Laurent avait élargi une de ses grosses mains dont il regardait attentivement la paume. Ses doigts eurent de légers frémissements, des lueurs rouges montèrent à ses joues.

«La première fois, reprit-il comme se parlant à lui-même, je crois que j’ai trouvé ça naturel… C’est bien amusant, ce diable d’art, seulement ça ne rapporte pas un sou… J’ai eu pour modèle une rousse qui était adorable: des chairs fermes, éclatantes, une poitrine superbe, des hanches d’une largeur…»

Laurent leva la tête et vit Thérèse devant lui, muette, immobile. La jeune femme le regardait avec une fixité ardente. Ses yeux, d’un noir mat, semblaient deux trous sans fond, et, par ses lèvres entrouvertes, on apercevait des clartés roses dans sa bouche. Elle était comme écrasée, ramassée sur elle-même; elle écoutait.

Les regards de Laurent allèrent de Thérèse à Camille. L’ancien peintre retint un sourire. Il acheva sa phrase du geste, un geste large et voluptueux, que la jeune femme suivit du regard. On était au dessert, et Mme Raquin venait de descendre pour servir une cliente.

Quand la nappe fut retirée, Laurent, songeur depuis quelques minutes, s’adressa brusquement à Camille.
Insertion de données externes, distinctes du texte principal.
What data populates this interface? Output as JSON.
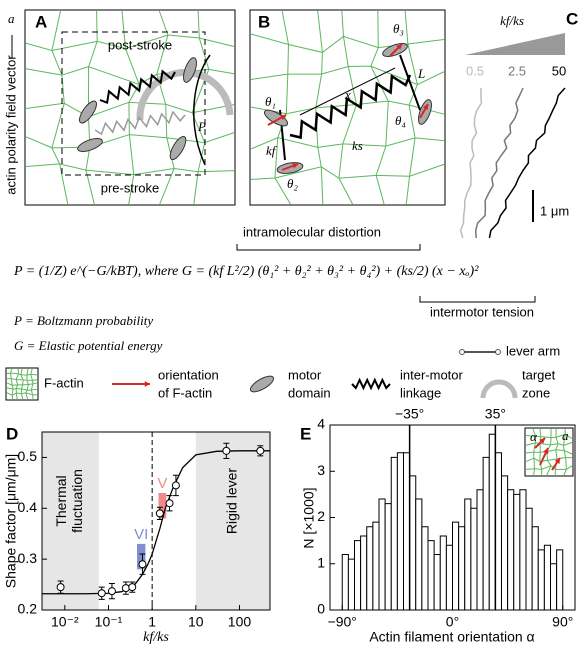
{
  "panel_a": {
    "label": "A",
    "post_stroke": "post-stroke",
    "pre_stroke": "pre-stroke",
    "P": "P",
    "axis_label": "actin polarity field vector",
    "vector": "a⃗"
  },
  "panel_b": {
    "label": "B",
    "theta1": "θ₁",
    "theta2": "θ₂",
    "theta3": "θ₃",
    "theta4": "θ₄",
    "x": "x",
    "L": "L",
    "ks": "ks",
    "kf": "kf"
  },
  "panel_c": {
    "label": "C",
    "title": "kf/ks",
    "levels": [
      0.5,
      2.5,
      50
    ],
    "scale_bar": "1 μm"
  },
  "equation": {
    "distortion_label": "intramolecular distortion",
    "formula": "P = (1/Z) e^(−G/kBT),  where G = (kf L²/2) (θ₁² + θ₂² + θ₃² + θ₄²) + (ks/2) (x − xₒ)²",
    "tension_label": "intermotor tension",
    "p_def": "P = Boltzmann probability",
    "g_def": "G = Elastic potential energy",
    "lever_arm": "lever arm"
  },
  "legend": {
    "f_actin": "F-actin",
    "orientation": [
      "orientation",
      "of F-actin"
    ],
    "motor": [
      "motor",
      "domain"
    ],
    "linkage": [
      "inter-motor",
      "linkage"
    ],
    "target": [
      "target",
      "zone"
    ]
  },
  "chart_data": [
    {
      "type": "scatter",
      "label": "D",
      "xlabel": "kf/ks",
      "ylabel": "Shape factor [μm/μm]",
      "xscale": "log",
      "xlim": [
        0.003,
        500
      ],
      "xticks": [
        {
          "value": 0.01,
          "label": "10⁻²"
        },
        {
          "value": 0.1,
          "label": "10⁻¹"
        },
        1,
        10,
        100
      ],
      "ylim": [
        0.2,
        0.55
      ],
      "yticks": [
        0.2,
        0.3,
        0.4,
        0.5
      ],
      "series": [
        {
          "color": "#000000",
          "x": [
            0.008,
            0.07,
            0.12,
            0.25,
            0.35,
            0.6,
            1.5,
            2.5,
            3.5,
            50,
            300
          ],
          "y": [
            0.245,
            0.233,
            0.237,
            0.243,
            0.245,
            0.29,
            0.39,
            0.41,
            0.445,
            0.513,
            0.513
          ],
          "err": [
            0.012,
            0.012,
            0.015,
            0.012,
            0.01,
            0.02,
            0.012,
            0.015,
            0.02,
            0.015,
            0.01
          ]
        }
      ],
      "fit": {
        "x": [
          0.003,
          0.01,
          0.03,
          0.1,
          0.2,
          0.4,
          0.6,
          0.8,
          1,
          1.5,
          2,
          3,
          5,
          10,
          30,
          100,
          500
        ],
        "y": [
          0.232,
          0.232,
          0.232,
          0.233,
          0.236,
          0.25,
          0.27,
          0.29,
          0.31,
          0.36,
          0.4,
          0.44,
          0.48,
          0.505,
          0.512,
          0.513,
          0.513
        ]
      },
      "vline": 1,
      "regions": [
        {
          "label": [
            "Thermal",
            "fluctuation"
          ],
          "x": [
            0.003,
            0.06
          ]
        },
        {
          "label": [
            "Rigid lever"
          ],
          "x": [
            10,
            500
          ]
        }
      ],
      "boxes": [
        {
          "label": "VI",
          "color": "#7f8fd0",
          "x": [
            0.45,
            0.7
          ],
          "y": [
            0.28,
            0.33
          ]
        },
        {
          "label": "V",
          "color": "#f08a8a",
          "x": [
            1.4,
            2.1
          ],
          "y": [
            0.38,
            0.43
          ]
        }
      ]
    },
    {
      "type": "histogram",
      "label": "E",
      "xlabel": "Actin filament orientation α",
      "ylabel": "N [×1000]",
      "color": "#ffffff",
      "bins": [
        -90,
        -85,
        -80,
        -75,
        -70,
        -65,
        -60,
        -55,
        -50,
        -45,
        -40,
        -35,
        -30,
        -25,
        -20,
        -15,
        -10,
        -5,
        0,
        5,
        10,
        15,
        20,
        25,
        30,
        35,
        40,
        45,
        50,
        55,
        60,
        65,
        70,
        75,
        80,
        85,
        90
      ],
      "counts": [
        1.2,
        1.1,
        1.5,
        1.6,
        1.8,
        1.9,
        2.4,
        2.3,
        3.3,
        3.4,
        3.4,
        2.9,
        2.4,
        1.8,
        1.5,
        1.2,
        1.6,
        1.4,
        1.9,
        1.8,
        2.4,
        2.2,
        2.6,
        3.3,
        3.8,
        3.4,
        2.9,
        2.6,
        2.5,
        2.6,
        2.2,
        1.8,
        1.3,
        1.4,
        1.0,
        1.3
      ],
      "xlim": [
        -100,
        100
      ],
      "xticks": [
        {
          "value": -90,
          "label": "−90°"
        },
        {
          "value": 0,
          "label": "0°"
        },
        {
          "value": 90,
          "label": "90°"
        }
      ],
      "ylim": [
        0,
        4
      ],
      "yticks": [
        0,
        1,
        2,
        3,
        4
      ],
      "vlines": [
        {
          "value": -35,
          "label": "−35°"
        },
        {
          "value": 35,
          "label": "35°"
        }
      ],
      "inset": {
        "alpha": "α",
        "vector": "a⃗"
      }
    }
  ]
}
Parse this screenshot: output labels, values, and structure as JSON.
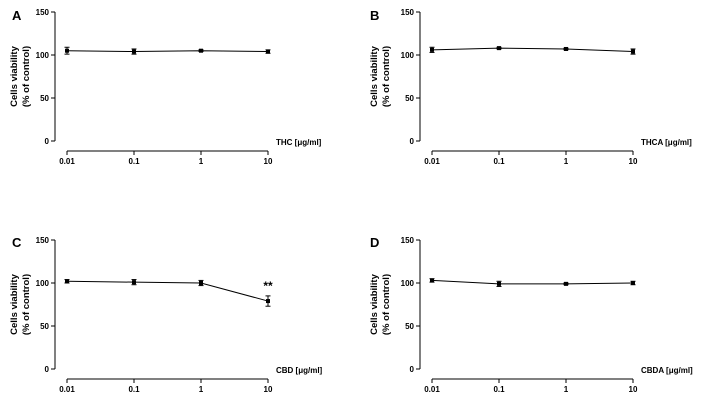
{
  "figure": {
    "background": "#ffffff",
    "line_color": "#000000"
  },
  "chart_data": [
    {
      "type": "line",
      "panel_label": "A",
      "title": "",
      "ylabel_line1": "Cells viability",
      "ylabel_line2": "(% of control)",
      "xlabel": "THC [μg/ml]",
      "x_scale": "log",
      "categories": [
        "0.01",
        "0.1",
        "1",
        "10"
      ],
      "x": [
        0.01,
        0.1,
        1,
        10
      ],
      "values": [
        105,
        104,
        105,
        104
      ],
      "errors": [
        4,
        3,
        1,
        2
      ],
      "ylim": [
        0,
        150
      ],
      "yticks": [
        0,
        50,
        100,
        150
      ],
      "annotations": []
    },
    {
      "type": "line",
      "panel_label": "B",
      "title": "",
      "ylabel_line1": "Cells viability",
      "ylabel_line2": "(% of control)",
      "xlabel": "THCA [μg/ml]",
      "x_scale": "log",
      "categories": [
        "0.01",
        "0.1",
        "1",
        "10"
      ],
      "x": [
        0.01,
        0.1,
        1,
        10
      ],
      "values": [
        106,
        108,
        107,
        104
      ],
      "errors": [
        3,
        1,
        1,
        3
      ],
      "ylim": [
        0,
        150
      ],
      "yticks": [
        0,
        50,
        100,
        150
      ],
      "annotations": []
    },
    {
      "type": "line",
      "panel_label": "C",
      "title": "",
      "ylabel_line1": "Cells viability",
      "ylabel_line2": "(% of control)",
      "xlabel": "CBD [μg/ml]",
      "x_scale": "log",
      "categories": [
        "0.01",
        "0.1",
        "1",
        "10"
      ],
      "x": [
        0.01,
        0.1,
        1,
        10
      ],
      "values": [
        102,
        101,
        100,
        79
      ],
      "errors": [
        2,
        3,
        3,
        6
      ],
      "ylim": [
        0,
        150
      ],
      "yticks": [
        0,
        50,
        100,
        150
      ],
      "annotations": [
        {
          "text": "**",
          "index": 3
        }
      ]
    },
    {
      "type": "line",
      "panel_label": "D",
      "title": "",
      "ylabel_line1": "Cells viability",
      "ylabel_line2": "(% of control)",
      "xlabel": "CBDA [μg/ml]",
      "x_scale": "log",
      "categories": [
        "0.01",
        "0.1",
        "1",
        "10"
      ],
      "x": [
        0.01,
        0.1,
        1,
        10
      ],
      "values": [
        103,
        99,
        99,
        100
      ],
      "errors": [
        2,
        3,
        1,
        2
      ],
      "ylim": [
        0,
        150
      ],
      "yticks": [
        0,
        50,
        100,
        150
      ],
      "annotations": []
    }
  ]
}
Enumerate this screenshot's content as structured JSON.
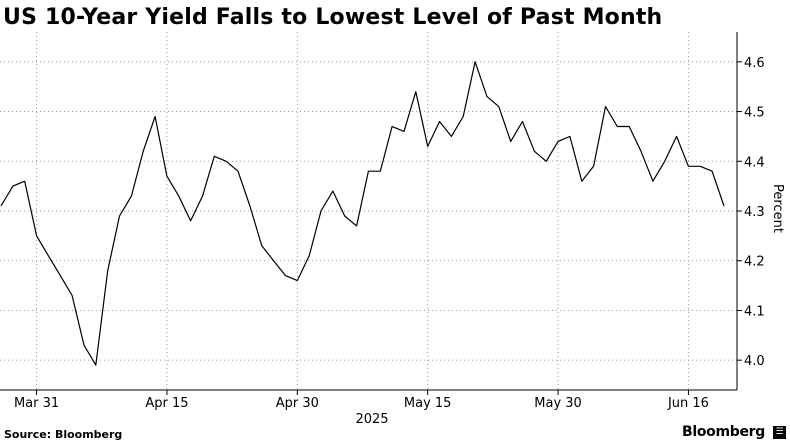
{
  "title": "US 10-Year Yield Falls to Lowest Level of Past Month",
  "source": "Source: Bloomberg",
  "brand": "Bloomberg",
  "brand_mark": "☰",
  "chart_data": {
    "type": "line",
    "title": "US 10-Year Yield Falls to Lowest Level of Past Month",
    "ylabel": "Percent",
    "xlabel": "2025",
    "ylim": [
      3.94,
      4.66
    ],
    "y_ticks": [
      4.0,
      4.1,
      4.2,
      4.3,
      4.4,
      4.5,
      4.6
    ],
    "x_ticks": [
      {
        "label": "Mar 31",
        "index": 3
      },
      {
        "label": "Apr 15",
        "index": 14
      },
      {
        "label": "Apr 30",
        "index": 25
      },
      {
        "label": "May 15",
        "index": 36
      },
      {
        "label": "May 30",
        "index": 47
      },
      {
        "label": "Jun 16",
        "index": 58
      }
    ],
    "y_axis_side": "right",
    "grid": "horizontal dotted",
    "line_color": "#000000",
    "series": [
      {
        "values": [
          4.31,
          4.35,
          4.36,
          4.25,
          4.21,
          4.17,
          4.13,
          4.03,
          3.99,
          4.18,
          4.29,
          4.33,
          4.42,
          4.49,
          4.37,
          4.33,
          4.28,
          4.33,
          4.41,
          4.4,
          4.38,
          4.31,
          4.23,
          4.2,
          4.17,
          4.16,
          4.21,
          4.3,
          4.34,
          4.29,
          4.27,
          4.38,
          4.38,
          4.47,
          4.46,
          4.54,
          4.43,
          4.48,
          4.45,
          4.49,
          4.6,
          4.53,
          4.51,
          4.44,
          4.48,
          4.42,
          4.4,
          4.44,
          4.45,
          4.36,
          4.39,
          4.51,
          4.47,
          4.47,
          4.42,
          4.36,
          4.4,
          4.45,
          4.39,
          4.39,
          4.38,
          4.31
        ]
      }
    ]
  }
}
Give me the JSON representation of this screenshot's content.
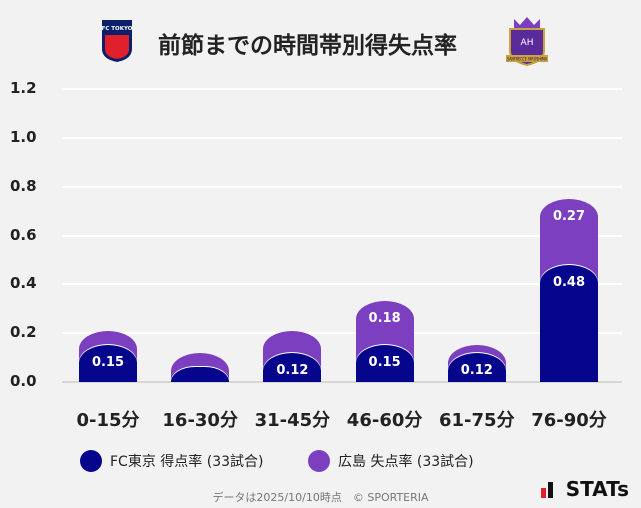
{
  "header": {
    "title": "前節までの時間帯別得失点率",
    "home_logo_text": "FC TOKYO",
    "away_logo_text": "SANFRECCE HIROSHIMA"
  },
  "chart_data": {
    "type": "bar",
    "stacked": true,
    "categories": [
      "0-15分",
      "16-30分",
      "31-45分",
      "46-60分",
      "61-75分",
      "76-90分"
    ],
    "series": [
      {
        "name": "FC東京 得点率 (33試合)",
        "color": "#06068c",
        "values": [
          0.15,
          0.06,
          0.12,
          0.15,
          0.12,
          0.48
        ],
        "labels": [
          "0.15",
          "",
          "0.12",
          "0.15",
          "0.12",
          "0.48"
        ]
      },
      {
        "name": "広島 失点率 (33試合)",
        "color": "#7b3fbf",
        "values": [
          0.06,
          0.06,
          0.09,
          0.18,
          0.03,
          0.27
        ],
        "labels": [
          "",
          "",
          "",
          "0.18",
          "",
          "0.27"
        ]
      }
    ],
    "ylim": [
      0,
      1.2
    ],
    "yticks": [
      "0.0",
      "0.2",
      "0.4",
      "0.6",
      "0.8",
      "1.0",
      "1.2"
    ],
    "grid": true,
    "legend": "bottom"
  },
  "footer": {
    "source": "データは2025/10/10時点　© SPORTERIA",
    "brand": "STATs"
  }
}
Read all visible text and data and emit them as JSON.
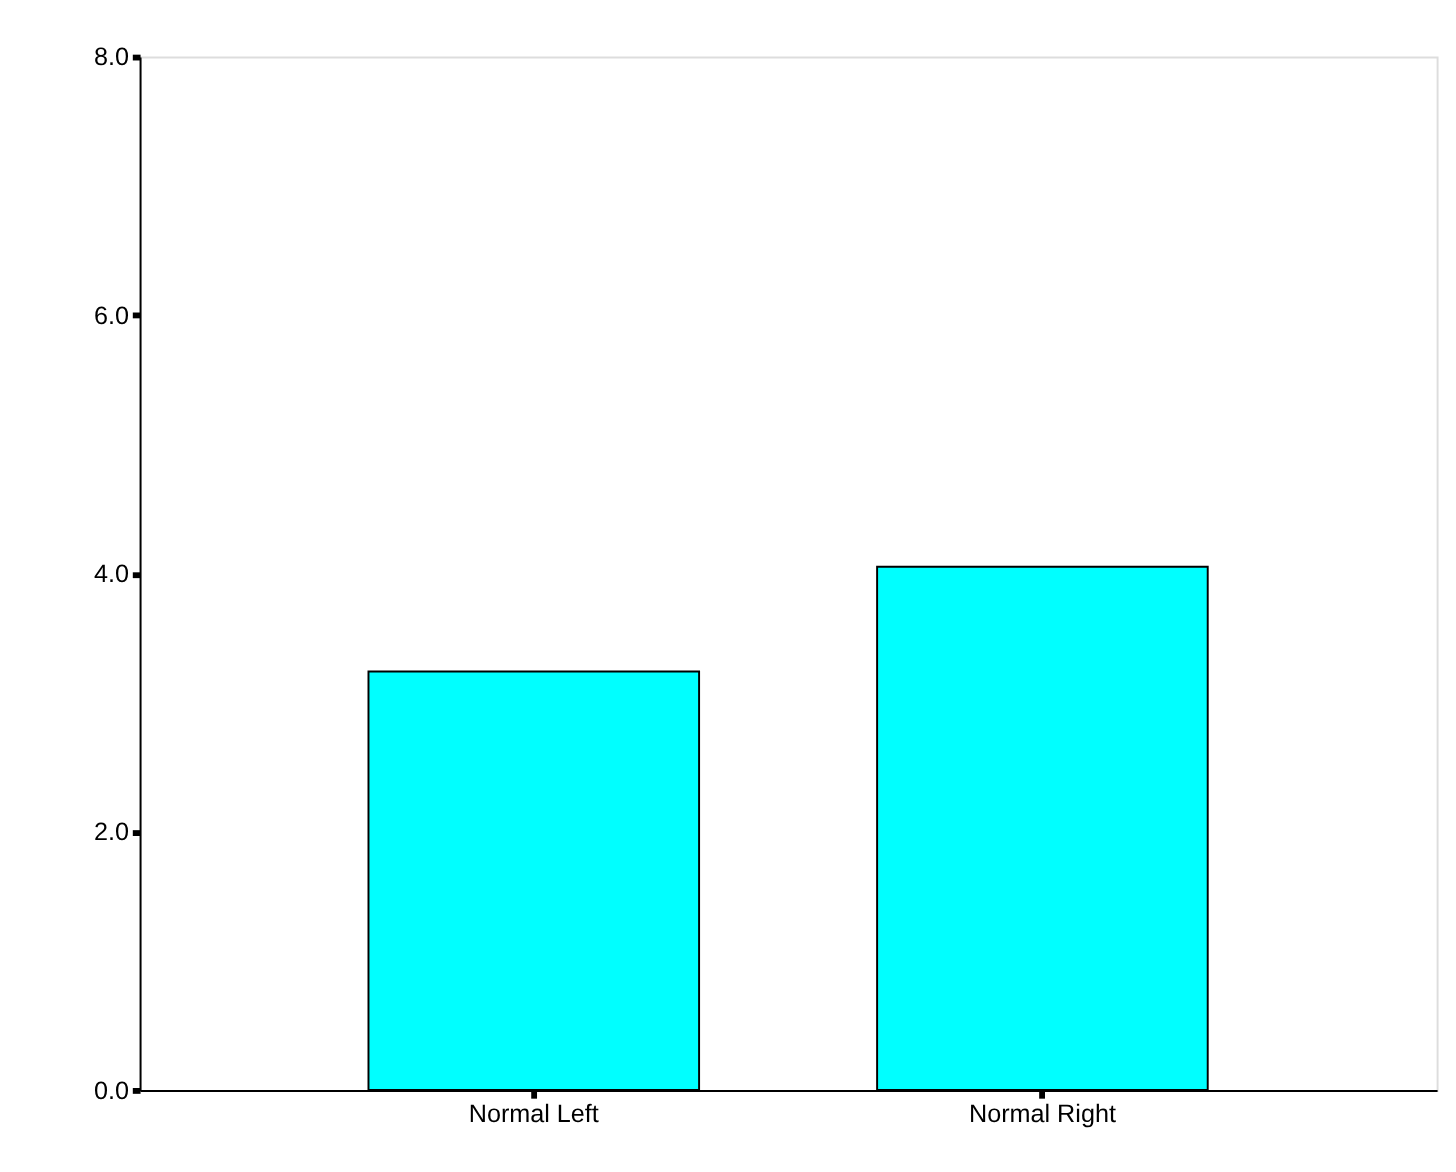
{
  "chart_data": {
    "type": "bar",
    "categories": [
      "Normal Left",
      "Normal Right"
    ],
    "values": [
      3.24,
      4.05
    ],
    "color": "#00ffff",
    "ylim": [
      0,
      8
    ],
    "yticks": [
      {
        "value": 0,
        "label": "0.0"
      },
      {
        "value": 2,
        "label": "2.0"
      },
      {
        "value": 4,
        "label": "4.0"
      },
      {
        "value": 6,
        "label": "6.0"
      },
      {
        "value": 8,
        "label": "8.0"
      }
    ],
    "grid": false
  }
}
«Tu sais, lui dit-il, il faut que je fasse ton portrait.»

Cette idée enchanta Mme Raquin et son fils. Thérèse resta silencieuse.

«Nous sommes en été, reprit Laurent, et comme nous sortons du bureau à quatre heures, je pourrai venir ici et te faire poser pendant deux heures, le soir. Ce sera l’affaire de huit jours.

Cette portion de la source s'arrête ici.